Situated as he was, even small things forced themselves largely upon his observation and wrought themselves into his memory. He found it good to lose himself for a time in these visible and tangible actualities, rather than in useless efforts after an understanding of the mystery of which he was the victim and centre.
He had given over much time to pondering the subject of Tom Hamon’s death, but had come no nearer any reasonable solution of it. That hideous doubt as to himself in the matter recurred at times, but he always hastened to dissipate it by some other interest more practical and palpable, lest it should bring him to ultimate belief in its possibility, and so to madness.
And so he spent hours watching that wonderful roaring cauldron on the south stack where his water pools were.

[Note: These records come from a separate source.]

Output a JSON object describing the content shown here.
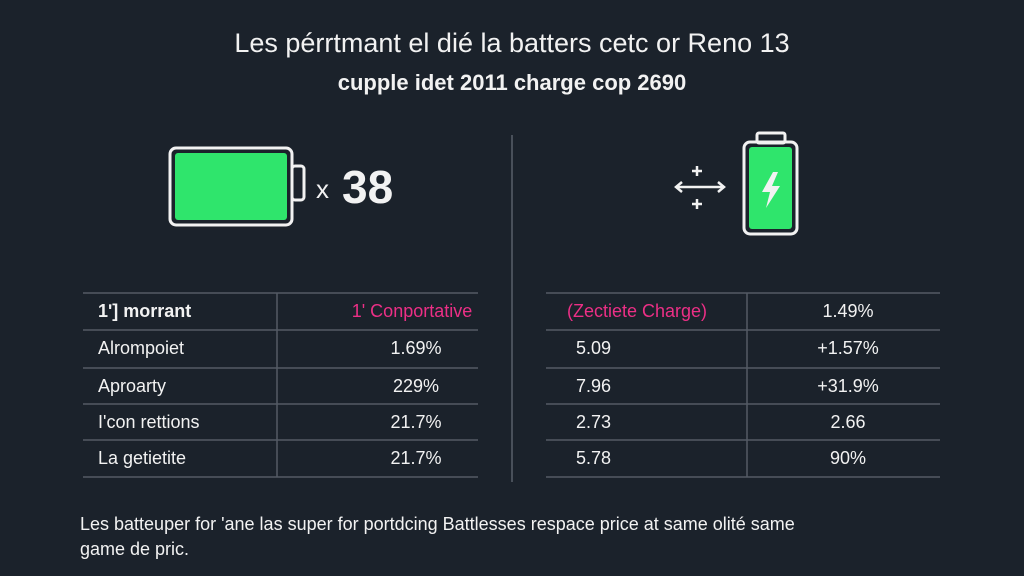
{
  "header": {
    "title": "Les pérrtmant el dié la batters cetc or Reno 13",
    "subtitle": "cupple idet 2011 charge cop 2690"
  },
  "battery_panel": {
    "multiplier": "x",
    "value": "38"
  },
  "left_table": {
    "header": [
      "1ʹ] morrant",
      "1ʹ Conportative"
    ],
    "rows": [
      [
        "Alrompoiet",
        "1.69%"
      ],
      [
        "Aproarty",
        "229%"
      ],
      [
        "I'con rettions",
        "21.7%"
      ],
      [
        "La getietite",
        "21.7%"
      ]
    ]
  },
  "right_table": {
    "header": [
      "(Zectiete Charge)",
      "1.49%"
    ],
    "rows": [
      [
        "5.09",
        "+1.57%"
      ],
      [
        "7.96",
        "+31.9%"
      ],
      [
        "2.73",
        "2.66"
      ],
      [
        "5.78",
        "90%"
      ]
    ]
  },
  "footer": {
    "text": "Les batteuper for 'ane las super for portdcing Battlesses respace price at same olité same game de pric."
  }
}
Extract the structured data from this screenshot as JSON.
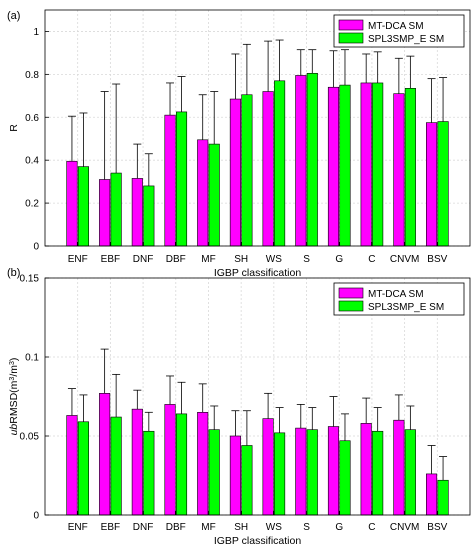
{
  "colors": {
    "series1": "#ff00ff",
    "series2": "#00ff00",
    "error_bar": "#000000",
    "grid": "#d9d9d9",
    "axis": "#000000"
  },
  "chart_data": [
    {
      "type": "bar",
      "panel_label": "(a)",
      "categories": [
        "ENF",
        "EBF",
        "DNF",
        "DBF",
        "MF",
        "SH",
        "WS",
        "S",
        "G",
        "C",
        "CNVM",
        "BSV"
      ],
      "xlabel": "IGBP classification",
      "ylabel": "R",
      "ylim": [
        0,
        1.1
      ],
      "yticks": [
        0,
        0.2,
        0.4,
        0.6,
        0.8,
        1
      ],
      "ytick_labels": [
        "0",
        "0.2",
        "0.4",
        "0.6",
        "0.8",
        "1"
      ],
      "grid": true,
      "legend_position": "top-right",
      "series": [
        {
          "name": "MT-DCA SM",
          "values": [
            0.395,
            0.31,
            0.315,
            0.61,
            0.495,
            0.685,
            0.72,
            0.795,
            0.74,
            0.76,
            0.71,
            0.575
          ],
          "error_upper": [
            0.605,
            0.72,
            0.475,
            0.76,
            0.705,
            0.895,
            0.955,
            0.915,
            0.91,
            0.895,
            0.875,
            0.78
          ]
        },
        {
          "name": "SPL3SMP_E SM",
          "values": [
            0.37,
            0.34,
            0.28,
            0.625,
            0.475,
            0.705,
            0.77,
            0.805,
            0.75,
            0.76,
            0.735,
            0.58
          ],
          "error_upper": [
            0.62,
            0.755,
            0.43,
            0.79,
            0.72,
            0.94,
            0.96,
            0.915,
            0.915,
            0.905,
            0.885,
            0.785
          ]
        }
      ]
    },
    {
      "type": "bar",
      "panel_label": "(b)",
      "categories": [
        "ENF",
        "EBF",
        "DNF",
        "DBF",
        "MF",
        "SH",
        "WS",
        "S",
        "G",
        "C",
        "CNVM",
        "BSV"
      ],
      "xlabel": "IGBP classification",
      "ylabel_parts": [
        "ub",
        "RMSD(m",
        "3",
        "/m",
        "3",
        ")"
      ],
      "ylim": [
        0,
        0.15
      ],
      "yticks": [
        0,
        0.05,
        0.1,
        0.15
      ],
      "ytick_labels": [
        "0",
        "0.05",
        "0.1",
        "0.15"
      ],
      "grid": true,
      "legend_position": "top-right",
      "series": [
        {
          "name": "MT-DCA SM",
          "values": [
            0.063,
            0.077,
            0.067,
            0.07,
            0.065,
            0.05,
            0.061,
            0.055,
            0.056,
            0.058,
            0.06,
            0.026
          ],
          "error_upper": [
            0.08,
            0.105,
            0.079,
            0.088,
            0.083,
            0.066,
            0.077,
            0.07,
            0.075,
            0.074,
            0.076,
            0.044
          ]
        },
        {
          "name": "SPL3SMP_E SM",
          "values": [
            0.059,
            0.062,
            0.053,
            0.064,
            0.054,
            0.044,
            0.052,
            0.054,
            0.047,
            0.053,
            0.054,
            0.022
          ],
          "error_upper": [
            0.076,
            0.089,
            0.065,
            0.084,
            0.069,
            0.066,
            0.068,
            0.068,
            0.064,
            0.068,
            0.069,
            0.037
          ]
        }
      ]
    }
  ]
}
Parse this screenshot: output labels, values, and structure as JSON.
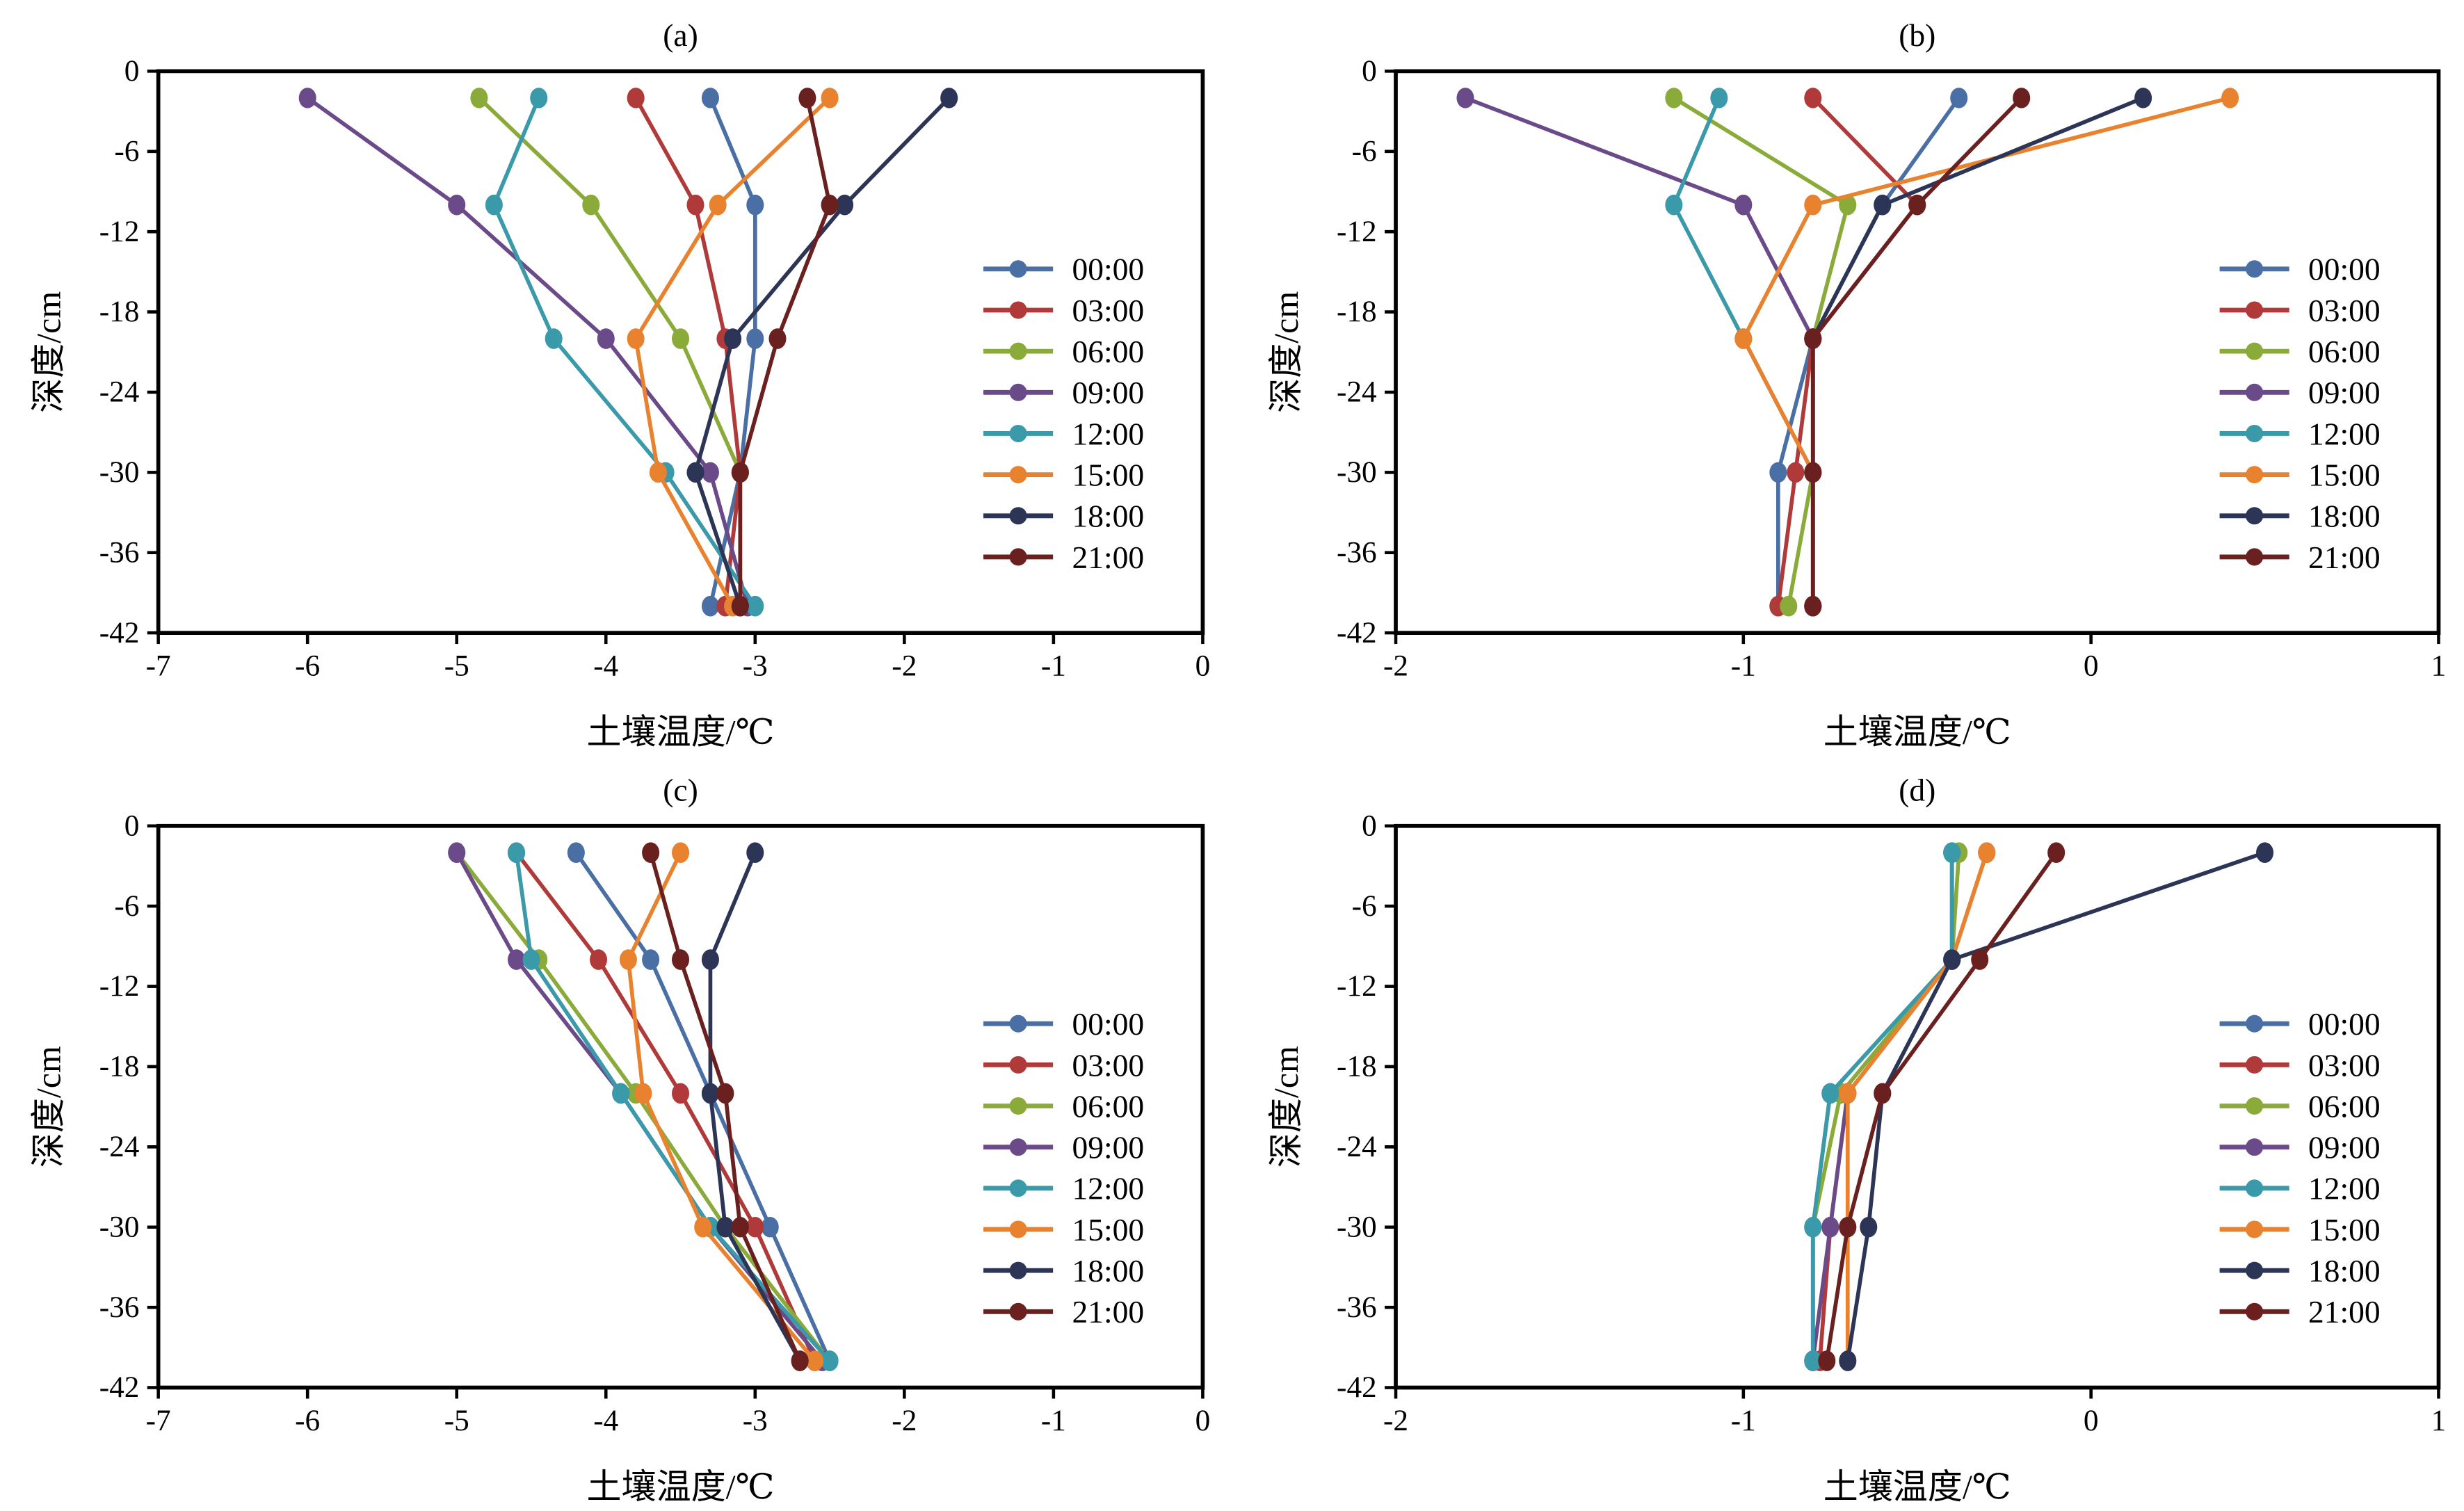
{
  "series_names": [
    "00:00",
    "03:00",
    "06:00",
    "09:00",
    "12:00",
    "15:00",
    "18:00",
    "21:00"
  ],
  "series_colors": [
    "#4a6fa5",
    "#b03a3a",
    "#8aab3a",
    "#6b4a8a",
    "#3a9aaa",
    "#e8822e",
    "#2c3555",
    "#6b2020"
  ],
  "chart_data": [
    {
      "type": "line",
      "title": "(a)",
      "xlabel": "土壤温度/℃",
      "ylabel": "深度/cm",
      "xlim": [
        -7,
        0
      ],
      "ylim": [
        -42,
        0
      ],
      "xticks": [
        "-7",
        "-6",
        "-5",
        "-4",
        "-3",
        "-2",
        "-1",
        "0"
      ],
      "yticks": [
        "0",
        "-6",
        "-12",
        "-18",
        "-24",
        "-30",
        "-36",
        "-42"
      ],
      "depth": [
        -2,
        -10,
        -20,
        -30,
        -40
      ],
      "legend": "right",
      "series": [
        {
          "name": "00:00",
          "values": [
            -3.3,
            -3.0,
            -3.0,
            -3.1,
            -3.3
          ]
        },
        {
          "name": "03:00",
          "values": [
            -3.8,
            -3.4,
            -3.2,
            -3.1,
            -3.2
          ]
        },
        {
          "name": "06:00",
          "values": [
            -4.85,
            -4.1,
            -3.5,
            -3.1,
            -3.1
          ]
        },
        {
          "name": "09:00",
          "values": [
            -6.0,
            -5.0,
            -4.0,
            -3.3,
            -3.05
          ]
        },
        {
          "name": "12:00",
          "values": [
            -4.45,
            -4.75,
            -4.35,
            -3.6,
            -3.0
          ]
        },
        {
          "name": "15:00",
          "values": [
            -2.5,
            -3.25,
            -3.8,
            -3.65,
            -3.15
          ]
        },
        {
          "name": "18:00",
          "values": [
            -1.7,
            -2.4,
            -3.15,
            -3.4,
            -3.1
          ]
        },
        {
          "name": "21:00",
          "values": [
            -2.65,
            -2.5,
            -2.85,
            -3.1,
            -3.1
          ]
        }
      ]
    },
    {
      "type": "line",
      "title": "(b)",
      "xlabel": "土壤温度/℃",
      "ylabel": "深度/cm",
      "xlim": [
        -2,
        1
      ],
      "ylim": [
        -42,
        0
      ],
      "xticks": [
        "-2",
        "-1",
        "0",
        "1"
      ],
      "yticks": [
        "0",
        "-6",
        "-12",
        "-18",
        "-24",
        "-30",
        "-36",
        "-42"
      ],
      "depth": [
        -2,
        -10,
        -20,
        -30,
        -40
      ],
      "legend": "right",
      "series": [
        {
          "name": "00:00",
          "values": [
            -0.38,
            -0.6,
            -0.8,
            -0.9,
            -0.9
          ]
        },
        {
          "name": "03:00",
          "values": [
            -0.8,
            -0.5,
            -0.8,
            -0.85,
            -0.9
          ]
        },
        {
          "name": "06:00",
          "values": [
            -1.2,
            -0.7,
            -0.8,
            -0.8,
            -0.87
          ]
        },
        {
          "name": "09:00",
          "values": [
            -1.8,
            -1.0,
            -0.8,
            -0.8,
            -0.8
          ]
        },
        {
          "name": "12:00",
          "values": [
            -1.07,
            -1.2,
            -1.0,
            -0.8,
            -0.8
          ]
        },
        {
          "name": "15:00",
          "values": [
            0.4,
            -0.8,
            -1.0,
            -0.8,
            -0.8
          ]
        },
        {
          "name": "18:00",
          "values": [
            0.15,
            -0.6,
            -0.8,
            -0.8,
            -0.8
          ]
        },
        {
          "name": "21:00",
          "values": [
            -0.2,
            -0.5,
            -0.8,
            -0.8,
            -0.8
          ]
        }
      ]
    },
    {
      "type": "line",
      "title": "(c)",
      "xlabel": "土壤温度/℃",
      "ylabel": "深度/cm",
      "xlim": [
        -7,
        0
      ],
      "ylim": [
        -42,
        0
      ],
      "xticks": [
        "-7",
        "-6",
        "-5",
        "-4",
        "-3",
        "-2",
        "-1",
        "0"
      ],
      "yticks": [
        "0",
        "-6",
        "-12",
        "-18",
        "-24",
        "-30",
        "-36",
        "-42"
      ],
      "depth": [
        -2,
        -10,
        -20,
        -30,
        -40
      ],
      "legend": "right",
      "series": [
        {
          "name": "00:00",
          "values": [
            -4.2,
            -3.7,
            -3.3,
            -2.9,
            -2.5
          ]
        },
        {
          "name": "03:00",
          "values": [
            -4.6,
            -4.05,
            -3.5,
            -3.0,
            -2.6
          ]
        },
        {
          "name": "06:00",
          "values": [
            -5.0,
            -4.45,
            -3.8,
            -3.2,
            -2.5
          ]
        },
        {
          "name": "09:00",
          "values": [
            -5.0,
            -4.6,
            -3.9,
            -3.3,
            -2.55
          ]
        },
        {
          "name": "12:00",
          "values": [
            -4.6,
            -4.5,
            -3.9,
            -3.3,
            -2.5
          ]
        },
        {
          "name": "15:00",
          "values": [
            -3.5,
            -3.85,
            -3.75,
            -3.35,
            -2.6
          ]
        },
        {
          "name": "18:00",
          "values": [
            -3.0,
            -3.3,
            -3.3,
            -3.2,
            -2.7
          ]
        },
        {
          "name": "21:00",
          "values": [
            -3.7,
            -3.5,
            -3.2,
            -3.1,
            -2.7
          ]
        }
      ]
    },
    {
      "type": "line",
      "title": "(d)",
      "xlabel": "土壤温度/℃",
      "ylabel": "深度/cm",
      "xlim": [
        -2,
        1
      ],
      "ylim": [
        -42,
        0
      ],
      "xticks": [
        "-2",
        "-1",
        "0",
        "1"
      ],
      "yticks": [
        "0",
        "-6",
        "-12",
        "-18",
        "-24",
        "-30",
        "-36",
        "-42"
      ],
      "depth": [
        -2,
        -10,
        -20,
        -30,
        -40
      ],
      "legend": "right",
      "series": [
        {
          "name": "00:00",
          "values": [
            -0.4,
            -0.4,
            -0.75,
            -0.8,
            -0.8
          ]
        },
        {
          "name": "03:00",
          "values": [
            -0.3,
            -0.4,
            -0.7,
            -0.75,
            -0.78
          ]
        },
        {
          "name": "06:00",
          "values": [
            -0.38,
            -0.4,
            -0.72,
            -0.8,
            -0.8
          ]
        },
        {
          "name": "09:00",
          "values": [
            -0.4,
            -0.4,
            -0.7,
            -0.75,
            -0.8
          ]
        },
        {
          "name": "12:00",
          "values": [
            -0.4,
            -0.4,
            -0.75,
            -0.8,
            -0.8
          ]
        },
        {
          "name": "15:00",
          "values": [
            -0.3,
            -0.4,
            -0.7,
            -0.7,
            -0.7
          ]
        },
        {
          "name": "18:00",
          "values": [
            0.5,
            -0.4,
            -0.6,
            -0.64,
            -0.7
          ]
        },
        {
          "name": "21:00",
          "values": [
            -0.1,
            -0.32,
            -0.6,
            -0.7,
            -0.76
          ]
        }
      ]
    }
  ]
}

Other hours in study of the social and domestic economies of gulls and cormorants. He saw families of awkward little fawn-coloured squawkers force their way out of their shells under his very eves, while indignant mothers told him what they thought of him from a safe distance.
He bathed regularly in the heat of the day, but always after careful inspection of his chosen pool, and one day fled in haste up the black rocks at sight of the tip of a long, quivering, flesh-coloured tentacle coming curling round a rock in the close neighbourhood of the pool in which he was basking.
That monster under the rock gave him many a bad dream. It seemed to him the incarnation of evil, and those horrible, bulging, merciless eyes stuck like burrs in his memory.
One day, when he had been watching the cauldron, and filling his tin dipper at the freshwater pools, as he came to descend the black wall leading to the valley of rocks, he witnessed a little tragedy.
Down below, on the edge of the pool where the octopus dwelt, a silly young cormorant was standing gazing into the water, so fascinated with something it saw there that it forgot even to jerk its head in search of understanding.
Gard stood and watched. He saw a tiny pale worm-like thing come creeping up the black rock on which the cormorant squatted. The cormorant saw it too, and he was hungry, as all cormorants always are, even after a full meal. So presently he made a jab at it with his curved beak, and in a moment the pale worm had twisted itself tightly round his silly neck, and dragged him screaming and fluttering under the water.